A true classic South Carolina family recipe. Cheese sauce is incredibly rich and silky. This is the best mac and cheese you'll ever eat.
Place oven rack in the center position and pre-heat oven to 350°F. Butter an oven safe 9X13 casserole dish and set aside.
Bring a pot of water to a boil and add a good 3-finger pinch of salt and a little oil, about 2 teaspoons. Make sure it's enough water to cover 1 pound of pasta.
Add pasta, stir and boil 5-6 minutes until al dente, almost tender.
While the pasta is cooking, whisk together two large eggs, 3 cups whole milk or light cream, 1 teaspoon kosher salt and ½ teaspoon black pepper in a medium bowl and set aside.

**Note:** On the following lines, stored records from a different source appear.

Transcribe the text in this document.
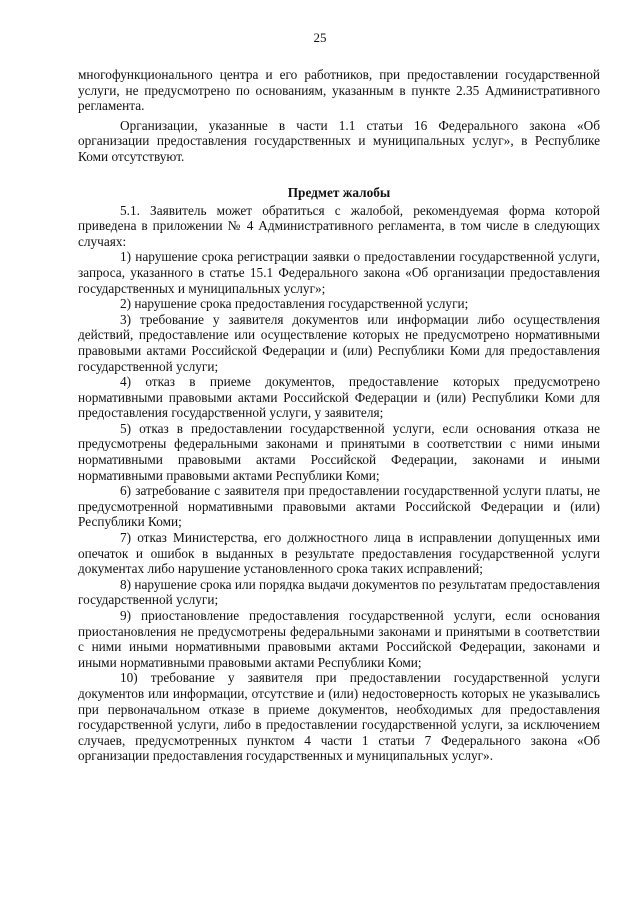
25

многофункционального центра и его работников, при предоставлении государственной услуги, не предусмотрено по основаниям, указанным в пункте 2.35 Административного регламента.

Организации, указанные в части 1.1 статьи 16 Федерального закона «Об организации предоставления государственных и муниципальных услуг», в Республике Коми отсутствуют.

Предмет жалобы

5.1. Заявитель может обратиться с жалобой, рекомендуемая форма которой приведена в приложении № 4 Административного регламента, в том числе в следующих случаях:

1) нарушение срока регистрации заявки о предоставлении государственной услуги, запроса, указанного в статье 15.1 Федерального закона «Об организации предоставления государственных и муниципальных услуг»;

2) нарушение срока предоставления государственной услуги;

3) требование у заявителя документов или информации либо осуществления действий, предоставление или осуществление которых не предусмотрено нормативными правовыми актами Российской Федерации и (или) Республики Коми для предоставления государственной услуги;

4) отказ в приеме документов, предоставление которых предусмотрено нормативными правовыми актами Российской Федерации и (или) Республики Коми для предоставления государственной услуги, у заявителя;

5) отказ в предоставлении государственной услуги, если основания отказа не предусмотрены федеральными законами и принятыми в соответствии с ними иными нормативными правовыми актами Российской Федерации, законами и иными нормативными правовыми актами Республики Коми;

6) затребование с заявителя при предоставлении государственной услуги платы, не предусмотренной нормативными правовыми актами Российской Федерации и (или) Республики Коми;

7) отказ Министерства, его должностного лица в исправлении допущенных ими опечаток и ошибок в выданных в результате предоставления государственной услуги документах либо нарушение установленного срока таких исправлений;

8) нарушение срока или порядка выдачи документов по результатам предоставления государственной услуги;

9) приостановление предоставления государственной услуги, если основания приостановления не предусмотрены федеральными законами и принятыми в соответствии с ними иными нормативными правовыми актами Российской Федерации, законами и иными нормативными правовыми актами Республики Коми;

10) требование у заявителя при предоставлении государственной услуги документов или информации, отсутствие и (или) недостоверность которых не указывались при первоначальном отказе в приеме документов, необходимых для предоставления государственной услуги, либо в предоставлении государственной услуги, за исключением случаев, предусмотренных пунктом 4 части 1 статьи 7 Федерального закона «Об организации предоставления государственных и муниципальных услуг».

Drain the pasta, but do not rinse it. Return the pasta to the pot and adjust the heat to low. Add 3 Tablespoons of butter and both packages of shredded cheese, reserving about 4 ounces of shredded cheese for topping. Stir to combine well. The cheese will begin to melt with the heat from the pasta.
Slowly add the milk and egg mixture to the pasta and stir to combine. Add ¾ of the cubed mild cheese, reserving ¼ for the topping. Stir until well combined and a sauce comes together. Pour into the prepared buttered 9X13 baking casserole.
Top with extra shredded cheese, reserved mild cheese cubes and evenly sprinkle a little paprika over the dish. Paprika is optional.
Bake uncovered for 25-30 minutes.
Remove from the oven and reposition oven rack to top position. Return casserole to the oven and broil the top for a few minutes until golden brown and bubbly.
Keep an eye on it because the broiler can quickly burn a dish.
Remove from the oven and allow to cool a few minutes before serving.